This Central American republic gained independence from Spain back in 1821, but the official language of Nicaragua is Spanish. The indigenous population was destroyed as a result of colonization, as were the languages of the local Indian tribes.
Some statistics and facts
- The population of the republic in 2015 exceeded 6 million people.
- The vast majority of the country's citizens speak the state language of Nicaragua. Native American dialects are preferred by only one and a half percent of the population.
- Blacks on the east coast use the local dialect of English. Less than one percent of citizens speak it.
- There are tens of thousands of native speakers of Garifuna, Manga, Miskito, Rama and Ulwa.
- Nicaragua is a fairly multinational country, and immigrants prefer their native languages - Chinese, German, Italian and Arabic - as their home languages.
Nicaraguan Spanish
The official language in Nicaragua is quite different from the literary Spanish, which is spoken in Europe and even in the neighboring countries of Central America. The peculiarities of phonology do not allow us to say that Nicaraguan Spanish is identical even to other Caribbean dialects. Many borrowings in Nicaraguan Spanish have been preserved from the local Indian languages and Creole dialects.
Miskito and its features
In Nicaragua, there are several thousand representatives of the Miskito people who have lived on the Caribbean coast for the past few centuries. The Miskito people were formed from the mixed marriages of the Bavican Indians with black slaves brought by the colonialists to work on plantations in the 17th-18th centuries. The Miskito language is one of the most widely spoken unofficial languages in the country.

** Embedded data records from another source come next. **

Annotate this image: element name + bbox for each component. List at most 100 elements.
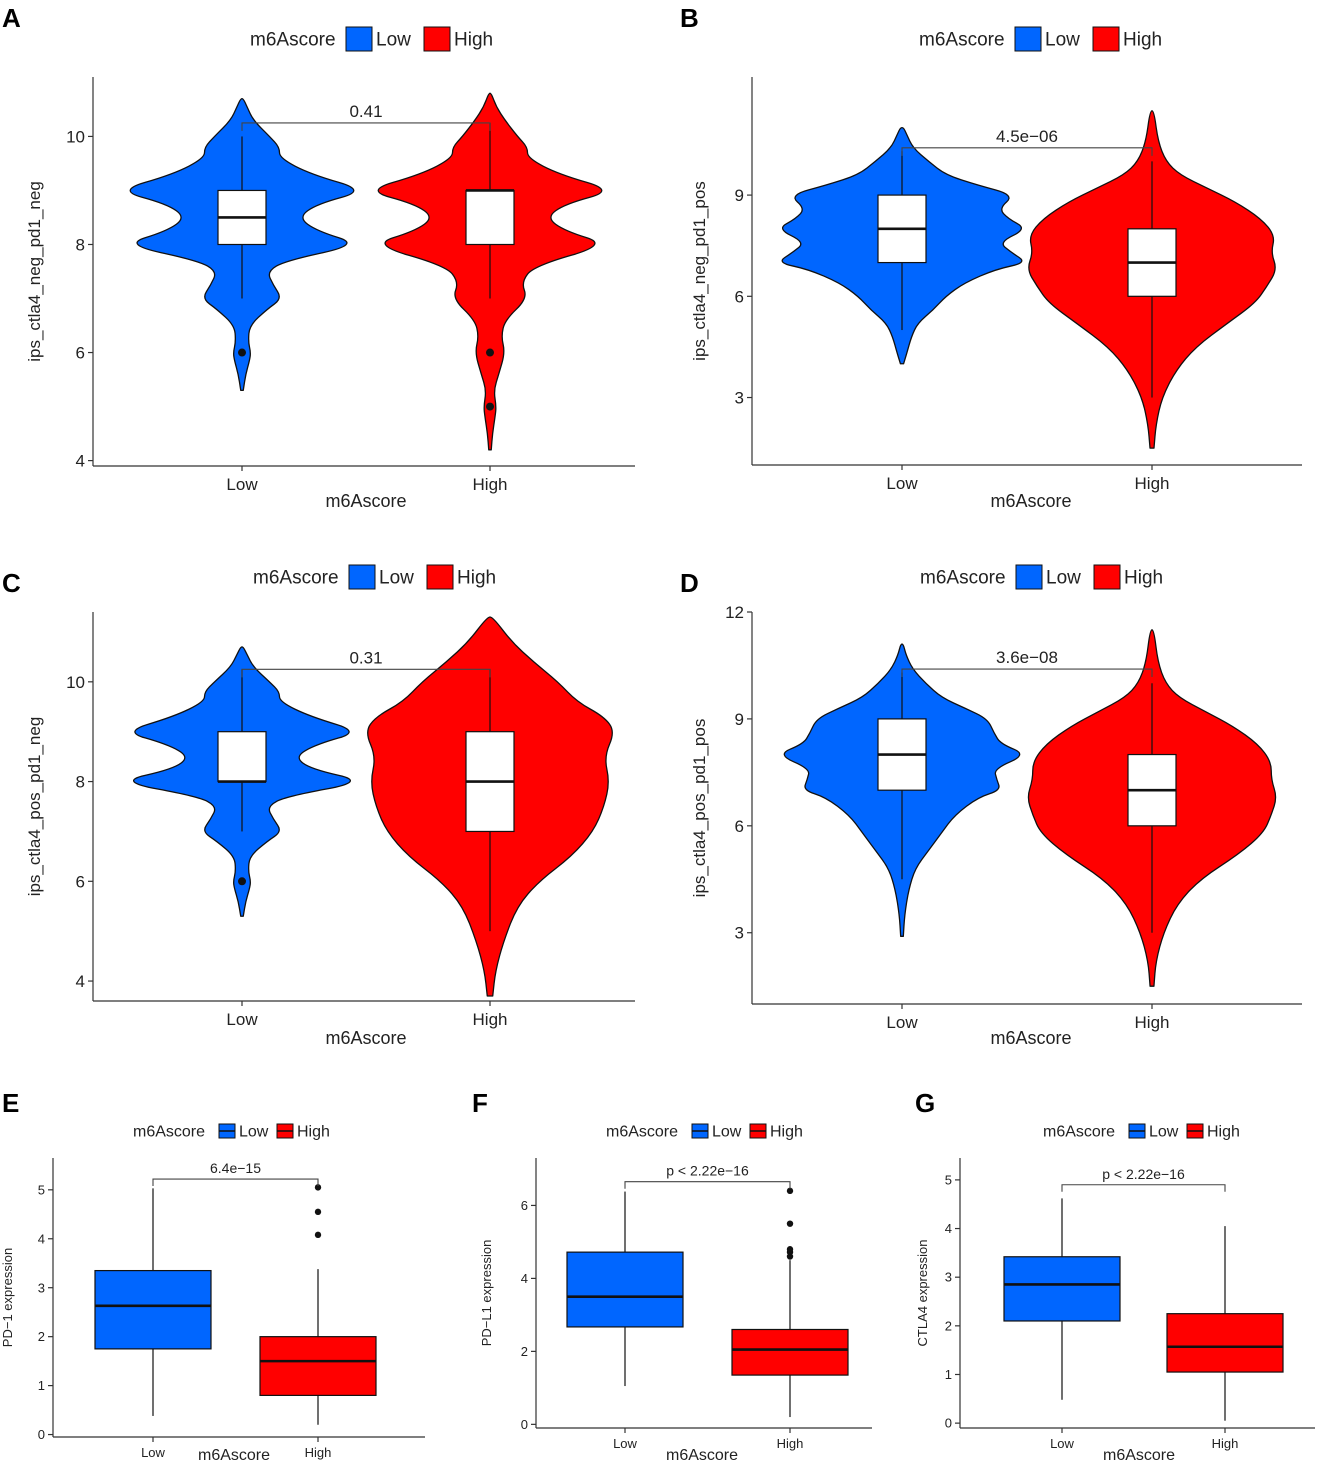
y-tick-label: 3 xyxy=(38,1280,45,1295)
series-low xyxy=(783,643,1021,937)
panel-label: A xyxy=(2,3,21,33)
x-tick-label-high: High xyxy=(777,1436,804,1451)
series-low xyxy=(129,97,355,392)
bracket-line xyxy=(624,1181,791,1189)
y-tick-label: 0 xyxy=(945,1416,952,1431)
y-tick-label: 8 xyxy=(76,235,85,254)
legend-swatch-low xyxy=(348,564,376,590)
outlier-point xyxy=(486,348,494,357)
legend-label-high: High xyxy=(457,568,496,589)
bracket-line xyxy=(1061,1184,1226,1192)
legend-title: m6Ascore xyxy=(1043,1124,1115,1141)
y-tick-label: 5 xyxy=(38,1182,45,1197)
x-tick-label-low: Low xyxy=(141,1445,165,1460)
panel-label: D xyxy=(680,568,699,598)
y-tick-label: 0 xyxy=(521,1417,528,1432)
legend-swatch-low xyxy=(1014,26,1042,52)
p-value-label: 6.4e−15 xyxy=(210,1160,261,1176)
significance-bracket: p < 2.22e−16 xyxy=(1061,1166,1226,1192)
legend: m6Ascore Low High xyxy=(919,26,1162,52)
p-value-label: p < 2.22e−16 xyxy=(666,1163,749,1179)
x-tick-label-high: High xyxy=(1135,1013,1170,1032)
legend-label-high: High xyxy=(1124,568,1163,589)
legend-title: m6Ascore xyxy=(920,568,1006,589)
outlier-point xyxy=(314,1208,322,1216)
legend: m6Ascore Low High xyxy=(250,26,493,52)
y-tick-label: 6 xyxy=(521,1198,528,1213)
legend-label-low: Low xyxy=(1045,30,1080,51)
legend-title: m6Ascore xyxy=(606,1124,678,1141)
y-tick-label: 0 xyxy=(38,1427,45,1442)
x-tick-label-low: Low xyxy=(226,1010,258,1029)
y-axis-title: ips_ctla4_pos_pd1_pos xyxy=(690,719,709,898)
x-tick-label-high: High xyxy=(1212,1436,1239,1451)
y-tick-label: 12 xyxy=(725,603,744,622)
significance-bracket: 0.31 xyxy=(241,648,491,678)
bracket-line xyxy=(901,668,1153,678)
series-low xyxy=(781,126,1023,365)
x-axis-title: m6Ascore xyxy=(990,491,1071,511)
series-low xyxy=(1003,1198,1121,1400)
x-axis-title: m6Ascore xyxy=(666,1447,738,1461)
series-high xyxy=(1027,629,1277,987)
legend: m6Ascore Low High xyxy=(253,564,496,590)
outlier-point xyxy=(786,1246,794,1253)
x-tick-label-low: Low xyxy=(886,474,918,493)
y-tick-label: 6 xyxy=(735,287,744,306)
y-tick-label: 10 xyxy=(66,673,85,692)
outlier-point xyxy=(486,402,494,411)
legend-title: m6Ascore xyxy=(253,568,339,589)
series-low xyxy=(94,1188,212,1416)
legend-label-high: High xyxy=(297,1124,330,1141)
legend-label-low: Low xyxy=(376,30,411,51)
y-tick-label: 3 xyxy=(735,924,744,943)
series-low xyxy=(133,646,351,917)
significance-bracket: p < 2.22e−16 xyxy=(624,1163,791,1189)
legend-label-low: Low xyxy=(1149,1124,1179,1141)
panel-label: G xyxy=(915,1088,935,1118)
y-tick-label: 4 xyxy=(76,972,85,991)
x-tick-label-low: Low xyxy=(886,1013,918,1032)
y-tick-label: 3 xyxy=(945,1270,952,1285)
bracket-line xyxy=(901,147,1153,156)
y-axis-title: PD−1 expression xyxy=(0,1248,15,1347)
bracket-line xyxy=(241,668,491,678)
outlier-point xyxy=(786,1253,794,1260)
series-high xyxy=(377,92,603,451)
y-tick-label: 2 xyxy=(945,1318,952,1333)
outlier-point xyxy=(786,1220,794,1227)
legend: m6Ascore Low High xyxy=(133,1123,330,1141)
panel-label: C xyxy=(2,568,21,598)
p-value-label: 4.5e−06 xyxy=(996,127,1058,146)
x-tick-label-high: High xyxy=(1135,474,1170,493)
y-tick-label: 6 xyxy=(76,872,85,891)
legend-label-high: High xyxy=(770,1124,803,1141)
box-low xyxy=(1003,1256,1121,1322)
legend-label-low: Low xyxy=(239,1124,269,1141)
legend-label-high: High xyxy=(1123,30,1162,51)
legend-label-high: High xyxy=(454,30,493,51)
legend-swatch-high xyxy=(423,26,451,52)
x-axis-title: m6Ascore xyxy=(1103,1447,1175,1461)
y-tick-label: 1 xyxy=(945,1367,952,1382)
significance-bracket: 4.5e−06 xyxy=(901,127,1153,156)
x-tick-label-high: High xyxy=(473,1010,508,1029)
outlier-point xyxy=(238,348,246,357)
series-low xyxy=(566,1191,684,1387)
legend: m6Ascore Low High xyxy=(606,1123,803,1141)
x-axis-title: m6Ascore xyxy=(325,1028,406,1048)
p-value-label: p < 2.22e−16 xyxy=(1102,1166,1185,1182)
x-tick-label-low: Low xyxy=(613,1436,637,1451)
significance-bracket: 3.6e−08 xyxy=(901,648,1153,678)
p-value-label: 0.41 xyxy=(349,102,382,121)
panel-label: F xyxy=(472,1088,488,1118)
x-tick-label-low: Low xyxy=(226,475,258,494)
x-axis-title: m6Ascore xyxy=(990,1028,1071,1048)
y-axis-title: ips_ctla4_neg_pd1_neg xyxy=(25,181,44,362)
y-tick-label: 9 xyxy=(735,710,744,729)
box-low xyxy=(94,1269,212,1350)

According to researchers, the Miskito language is still considered native in Nicaragua by about 150 thousand people. Its main distinguishing features are many loanwords from English and Creole dialects.
Tourist notes
Nicaragua is not the most developed country in the region, although tourism is gaining momentum here very rapidly. Going on the road, stock up on a Russian-Spanish phrasebook, because English-speaking Nicaraguans in nature almost do not exist even among the staff of hotels and restaurants in the capital. For sightseeing, it's best to join an organized guided tour with an English-speaking guide.